Rotmilan mit Flügelmarke – Spenge.



Habe neulich vom Garten aus schon einen Rotmilan mit der Flügelmarke „PD“ gesichtet und bei ornitho.de gemeldet. Daraufhin habe ich Rückmeldung zu dem Tier von einem Verantwortlichen aus dem Team um Prof. Oliver Krüger, für die „Beringung“ bekommen.

Heute Nachmittag auf dem Weg nach Hause hatte ich dann wieder Glück und konnte Rotmilan „SD“ (Bild 01 + 02) sichten und fotografieren.

Vermutlich handelt es sich um ein Geschwister von „PD“, da bekomme ich aber sicher noch Rückmeldung.

Ein weiterer Rotmilan (Bild 03) kreiste auf dem schräg gegenüber liegendem Feld, dieser hatte keine Markierung.

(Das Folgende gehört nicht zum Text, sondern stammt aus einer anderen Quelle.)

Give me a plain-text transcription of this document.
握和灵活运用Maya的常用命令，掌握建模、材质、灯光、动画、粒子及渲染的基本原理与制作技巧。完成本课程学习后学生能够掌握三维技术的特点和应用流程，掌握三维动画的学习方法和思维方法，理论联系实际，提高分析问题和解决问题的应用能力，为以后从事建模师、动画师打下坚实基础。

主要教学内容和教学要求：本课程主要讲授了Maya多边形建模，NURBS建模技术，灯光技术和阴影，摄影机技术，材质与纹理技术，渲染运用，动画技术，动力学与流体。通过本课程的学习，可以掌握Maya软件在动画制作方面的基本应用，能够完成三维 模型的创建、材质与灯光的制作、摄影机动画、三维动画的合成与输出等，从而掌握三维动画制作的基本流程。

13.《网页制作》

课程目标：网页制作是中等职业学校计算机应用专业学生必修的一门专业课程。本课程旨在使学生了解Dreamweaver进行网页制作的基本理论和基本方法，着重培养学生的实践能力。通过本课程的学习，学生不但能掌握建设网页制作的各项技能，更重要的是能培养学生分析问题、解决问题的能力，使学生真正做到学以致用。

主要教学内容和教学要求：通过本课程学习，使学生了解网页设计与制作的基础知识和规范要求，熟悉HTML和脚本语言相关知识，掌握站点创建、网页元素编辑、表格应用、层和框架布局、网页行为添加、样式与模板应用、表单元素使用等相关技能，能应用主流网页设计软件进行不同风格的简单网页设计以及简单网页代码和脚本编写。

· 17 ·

Absolut spannendes Projekt!

MfG L.E.

Zwergtaucher – Enger Bruch


Ein kurzer Abstecher in das Enger Bruch.

Die Zahl der im Gebiet anwesenden Zwergtaucher (Bild 01-02) ist wirklich enorm.

Um so überraschter war ich, dass tatsächlich noch relativ kleine Jungvögel zu sehen sind.

Laut Wikipedia ist die Brutzeit von April bis Juli und nach ca. 48 Tagen sind die Jungvögel flügge.

Da sind die schon etwas spät dran, aber die beiden Altvögel hatten bei wirklich jedem Tauchgang einen Fisch erbeutet, da werden die kleinen sicher ganz schnell groß!

Passt aber irgendwie wunderbar zu der frühen Brut im März, die ich dieses Jahr entdecken durfte.

MfG L.E.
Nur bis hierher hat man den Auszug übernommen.